SEBZE SATAN EBDAL

   Abdülvahid Lahori Hindistan’daki evliyânın büyüklerinden. İsmi Abdülvâhid’dir. Lahor şehrinden olduğu için Lâhorî nisbet edildi. Doğum ve vefât târihleri bilinmemektedir. Evliyânın gözbebeği İmâm-ı Rabbânî hazretlerinin talebelerinin önde gelenlerindendir. Abdülvâhid-i Lâhorî önceleri İmâm-ı Rabbânî hazretlerinin hocası Muhammed Bâkî-billah hazretlerinin talebesi idi. Bâkî-billah hazretleri onun terbiye ve yetişmesini İmâm-ı Rabbânî hazretlerine havâle ettiler.
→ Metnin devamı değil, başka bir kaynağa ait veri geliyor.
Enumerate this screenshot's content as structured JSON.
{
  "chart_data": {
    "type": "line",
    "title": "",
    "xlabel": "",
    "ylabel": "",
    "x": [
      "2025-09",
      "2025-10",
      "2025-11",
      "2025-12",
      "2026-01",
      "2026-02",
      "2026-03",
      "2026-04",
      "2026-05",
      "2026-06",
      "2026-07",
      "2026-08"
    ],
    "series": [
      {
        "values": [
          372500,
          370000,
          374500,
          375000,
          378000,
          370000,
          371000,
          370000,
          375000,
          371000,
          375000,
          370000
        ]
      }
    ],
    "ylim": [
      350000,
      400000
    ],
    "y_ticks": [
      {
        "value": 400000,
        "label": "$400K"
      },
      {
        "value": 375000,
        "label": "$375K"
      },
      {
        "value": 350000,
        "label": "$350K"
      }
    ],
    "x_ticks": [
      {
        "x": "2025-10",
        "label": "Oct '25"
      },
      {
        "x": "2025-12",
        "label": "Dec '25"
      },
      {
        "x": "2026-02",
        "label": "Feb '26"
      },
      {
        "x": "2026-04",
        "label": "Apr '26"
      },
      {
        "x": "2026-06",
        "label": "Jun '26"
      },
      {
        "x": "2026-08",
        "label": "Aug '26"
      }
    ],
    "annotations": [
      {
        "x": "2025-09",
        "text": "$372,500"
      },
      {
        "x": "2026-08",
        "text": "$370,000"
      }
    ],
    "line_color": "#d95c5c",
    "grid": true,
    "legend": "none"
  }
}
Abdülvâhid Lâhorî bundan sonra İmâm-ı Rabbânî hazretlerinin sohbetlerinde yetişip olgunlaştı.

   Abdülvâhid-i Lâhorî hocası İmâm-ı Rabbânî hazretlerinin hikmetli söz ve hâllerini öğrenmeye can atar, öğrendiklerini naklederdi. Kendisi anlatır:
   Hocam İmâm-ı Rabbânî hazretlerinin, Lahor’a teşrif ettiği günler idi. Huzurlarına sebze satıcılığı yapan yaşlı bir kimse gelip, ziyaret etti. Hocam o ihtiyâra, çok iltifâtta bulunup yakınlık gösterdi. Bunu gören bizler hayretler içinde kaldık. Hocamın sevdiklerinden biri, yalnız oldukları bir gün; “Efendim! Hâli belli olmayan o ihtiyâra bu kadar tevâzu göstermenizin hikmeti neydi?” diye sormuş. Hocam da; “O kimse ebdâl ismi verilen evliyâdandı.” buyurmuşlar.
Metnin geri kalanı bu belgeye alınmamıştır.